Your guide to the art along the Green Line
Use this guide to plan your tour of Deep Ellum Station.
Deep Ellum Station - Linking the Past and the Future
Station artist Julie Cohn strikes a thematic balance between Deep Ellum's legendary past and its hopes for the future. The artwork on the windscreens is a kind of palimpsest - an ancient manuscript that has been written on, scraped off, and used again, creating a layered effect.
"Deep Ellum has had so many iterations," she says. "I really wanted to capture that." The windscreens feature old and new imagery from the neighborhood that shifts depending on the viewing perspective.
Windscreens at Deep Ellum Station
The Traveling Man
For decades, motorists entering the Deep Ellum neighborhood from downtown Dallas on Good-Latimer would drive through a long railroad underpass with concrete walls that became a canvas for local muralists. When it was decided that this iconic "gateway to Deep Ellum" would have to be removed to make way for the new Deep Ellum Station, DART set out to provide the area with a new public art hallmark.
In what has been dubbed "The Deep Ellum Gateway Project," DART hosted a design competition for an imaginative and highly visible public art project to welcome all visitors who enter Deep Ellum. Brandon Oldenburg of Deep Ellum's own Reel FX Creative Studios and Brad Oldham of Dallas-based Brad Oldham Inc. won the commission in 2007. The result - a three-part stainless steel sculpture series called The Traveling Man - delivers spectacularly.
The superstructure of Traveling Man is shown prior to the installation of stainless-steel skin.
The Traveling Man - Walking Tall
Good-Latimer & Swiss Avenue
Traveling Man stands 38-feet tall, creating a stunning welcome to neighborhood visitors and residents. With a jovial step from the southeast side of the lot, he links the neighborhood with the rail station.

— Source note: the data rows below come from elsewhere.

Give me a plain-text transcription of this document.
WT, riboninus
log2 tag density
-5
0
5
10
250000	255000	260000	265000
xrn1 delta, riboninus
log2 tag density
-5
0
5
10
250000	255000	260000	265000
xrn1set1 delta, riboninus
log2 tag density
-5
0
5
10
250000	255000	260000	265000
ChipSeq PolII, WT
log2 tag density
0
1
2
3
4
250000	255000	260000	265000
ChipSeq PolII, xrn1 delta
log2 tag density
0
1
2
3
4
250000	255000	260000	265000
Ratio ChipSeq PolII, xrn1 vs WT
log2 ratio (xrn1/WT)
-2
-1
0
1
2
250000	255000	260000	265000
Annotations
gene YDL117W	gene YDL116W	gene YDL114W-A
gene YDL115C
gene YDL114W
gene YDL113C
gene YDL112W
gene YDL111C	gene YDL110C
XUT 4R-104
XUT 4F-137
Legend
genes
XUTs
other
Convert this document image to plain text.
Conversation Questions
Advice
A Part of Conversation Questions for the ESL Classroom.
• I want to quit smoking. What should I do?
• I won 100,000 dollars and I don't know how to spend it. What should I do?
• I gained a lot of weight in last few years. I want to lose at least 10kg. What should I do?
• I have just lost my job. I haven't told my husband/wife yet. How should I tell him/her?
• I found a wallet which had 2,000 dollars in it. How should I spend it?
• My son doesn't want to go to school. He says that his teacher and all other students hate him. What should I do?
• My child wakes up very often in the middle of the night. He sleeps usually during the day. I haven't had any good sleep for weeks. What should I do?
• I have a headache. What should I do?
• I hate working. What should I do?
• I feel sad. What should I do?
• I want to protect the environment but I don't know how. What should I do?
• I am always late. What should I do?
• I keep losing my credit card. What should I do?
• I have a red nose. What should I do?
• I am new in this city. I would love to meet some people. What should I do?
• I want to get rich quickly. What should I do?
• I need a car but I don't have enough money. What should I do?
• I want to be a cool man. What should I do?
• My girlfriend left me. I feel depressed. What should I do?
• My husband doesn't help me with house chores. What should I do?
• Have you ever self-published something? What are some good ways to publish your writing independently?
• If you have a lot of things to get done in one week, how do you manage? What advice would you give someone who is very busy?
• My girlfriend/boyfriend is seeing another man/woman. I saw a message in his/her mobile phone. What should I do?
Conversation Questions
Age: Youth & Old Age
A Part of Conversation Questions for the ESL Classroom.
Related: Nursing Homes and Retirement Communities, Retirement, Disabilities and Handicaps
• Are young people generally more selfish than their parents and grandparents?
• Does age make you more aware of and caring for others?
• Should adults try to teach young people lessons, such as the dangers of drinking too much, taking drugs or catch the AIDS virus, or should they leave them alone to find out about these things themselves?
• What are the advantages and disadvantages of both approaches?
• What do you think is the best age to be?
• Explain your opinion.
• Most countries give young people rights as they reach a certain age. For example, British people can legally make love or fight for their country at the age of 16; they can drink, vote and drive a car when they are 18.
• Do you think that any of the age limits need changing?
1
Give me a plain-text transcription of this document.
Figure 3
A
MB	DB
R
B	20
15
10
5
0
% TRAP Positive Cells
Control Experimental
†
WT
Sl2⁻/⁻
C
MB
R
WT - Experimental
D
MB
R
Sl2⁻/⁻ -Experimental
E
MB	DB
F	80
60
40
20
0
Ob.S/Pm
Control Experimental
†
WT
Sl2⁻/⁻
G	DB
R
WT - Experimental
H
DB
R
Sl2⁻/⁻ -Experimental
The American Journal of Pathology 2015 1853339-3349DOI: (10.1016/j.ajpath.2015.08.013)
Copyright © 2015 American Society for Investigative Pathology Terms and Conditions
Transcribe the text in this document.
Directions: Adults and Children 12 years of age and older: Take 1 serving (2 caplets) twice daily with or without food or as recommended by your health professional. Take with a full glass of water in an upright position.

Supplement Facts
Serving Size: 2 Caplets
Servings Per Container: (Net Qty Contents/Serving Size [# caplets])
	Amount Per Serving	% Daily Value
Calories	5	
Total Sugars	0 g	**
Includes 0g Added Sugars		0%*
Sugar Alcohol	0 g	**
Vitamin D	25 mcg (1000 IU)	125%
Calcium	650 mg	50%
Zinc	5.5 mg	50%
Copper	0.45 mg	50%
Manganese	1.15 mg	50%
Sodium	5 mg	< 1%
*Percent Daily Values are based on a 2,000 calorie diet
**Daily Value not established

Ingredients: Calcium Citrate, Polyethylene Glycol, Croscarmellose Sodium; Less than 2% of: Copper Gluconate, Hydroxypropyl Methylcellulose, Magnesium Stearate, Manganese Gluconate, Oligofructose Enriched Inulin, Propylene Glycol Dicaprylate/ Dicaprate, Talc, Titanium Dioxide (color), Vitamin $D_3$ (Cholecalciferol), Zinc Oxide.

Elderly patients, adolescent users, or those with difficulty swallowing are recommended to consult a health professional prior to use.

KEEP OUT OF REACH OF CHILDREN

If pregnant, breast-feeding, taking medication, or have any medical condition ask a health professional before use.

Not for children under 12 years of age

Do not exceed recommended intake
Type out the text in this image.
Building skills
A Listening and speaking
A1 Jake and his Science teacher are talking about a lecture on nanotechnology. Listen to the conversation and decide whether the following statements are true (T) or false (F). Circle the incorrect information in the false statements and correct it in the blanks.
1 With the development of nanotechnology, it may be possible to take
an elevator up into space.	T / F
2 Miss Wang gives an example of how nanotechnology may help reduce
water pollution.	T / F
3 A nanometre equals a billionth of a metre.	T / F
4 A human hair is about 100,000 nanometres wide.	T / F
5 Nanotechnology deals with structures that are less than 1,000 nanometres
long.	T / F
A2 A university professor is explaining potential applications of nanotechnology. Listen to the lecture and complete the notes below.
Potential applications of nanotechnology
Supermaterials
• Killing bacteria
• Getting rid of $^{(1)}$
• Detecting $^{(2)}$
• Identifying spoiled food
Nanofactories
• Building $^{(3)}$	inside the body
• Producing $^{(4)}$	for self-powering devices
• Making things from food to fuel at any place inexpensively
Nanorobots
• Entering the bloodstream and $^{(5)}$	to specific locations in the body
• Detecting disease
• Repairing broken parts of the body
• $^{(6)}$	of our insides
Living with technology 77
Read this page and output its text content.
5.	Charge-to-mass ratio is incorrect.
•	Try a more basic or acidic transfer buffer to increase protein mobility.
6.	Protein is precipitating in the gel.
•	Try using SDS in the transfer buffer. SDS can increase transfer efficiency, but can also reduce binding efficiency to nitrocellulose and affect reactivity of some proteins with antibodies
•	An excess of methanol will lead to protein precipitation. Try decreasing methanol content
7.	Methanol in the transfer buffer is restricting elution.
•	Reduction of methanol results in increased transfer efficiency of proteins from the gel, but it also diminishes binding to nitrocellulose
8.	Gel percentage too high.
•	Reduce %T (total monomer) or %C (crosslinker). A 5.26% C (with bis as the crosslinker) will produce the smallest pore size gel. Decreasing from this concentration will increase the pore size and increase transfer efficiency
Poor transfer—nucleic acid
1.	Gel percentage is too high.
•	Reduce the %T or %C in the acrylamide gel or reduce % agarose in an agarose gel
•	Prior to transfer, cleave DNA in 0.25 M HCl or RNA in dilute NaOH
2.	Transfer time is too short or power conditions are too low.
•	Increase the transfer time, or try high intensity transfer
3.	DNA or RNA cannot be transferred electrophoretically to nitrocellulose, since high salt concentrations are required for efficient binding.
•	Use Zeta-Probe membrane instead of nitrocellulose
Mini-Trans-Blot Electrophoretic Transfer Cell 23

The sculpture is brushed stainless steel connected with hundreds of visible stainless steel monobolt rivets. The stainless steel birds on the ground serve as functional seating as well as part of the sculpture. The birds are polished to a mirror finish and made of the same material as the famous Cloud Gate sculpture in Chicago's Millennium Park.
The Traveling Man - Waiting on a Train
Good-Latimer & Gaston Avenue
A nine-foot Traveling Man leans against a concrete portion of the original Deep Ellum Tunnel and strums his guitar while waiting for the next train. The circular shape of the guitar body resembles the core of his own body, reminding viewers his music comes from his heart.
The Traveling Man - Awakening
Good-Latimer & Elm Street
The Traveling Man's eight-foot-wide head rises from the ground as if he is emerging from the earth below Deep Ellum. As people meet, talk, sing, wait, and spend time in Deep Ellum, they can lounge on his approachable head. Here again, sculptural birds offer their bodies to guests for generous seating.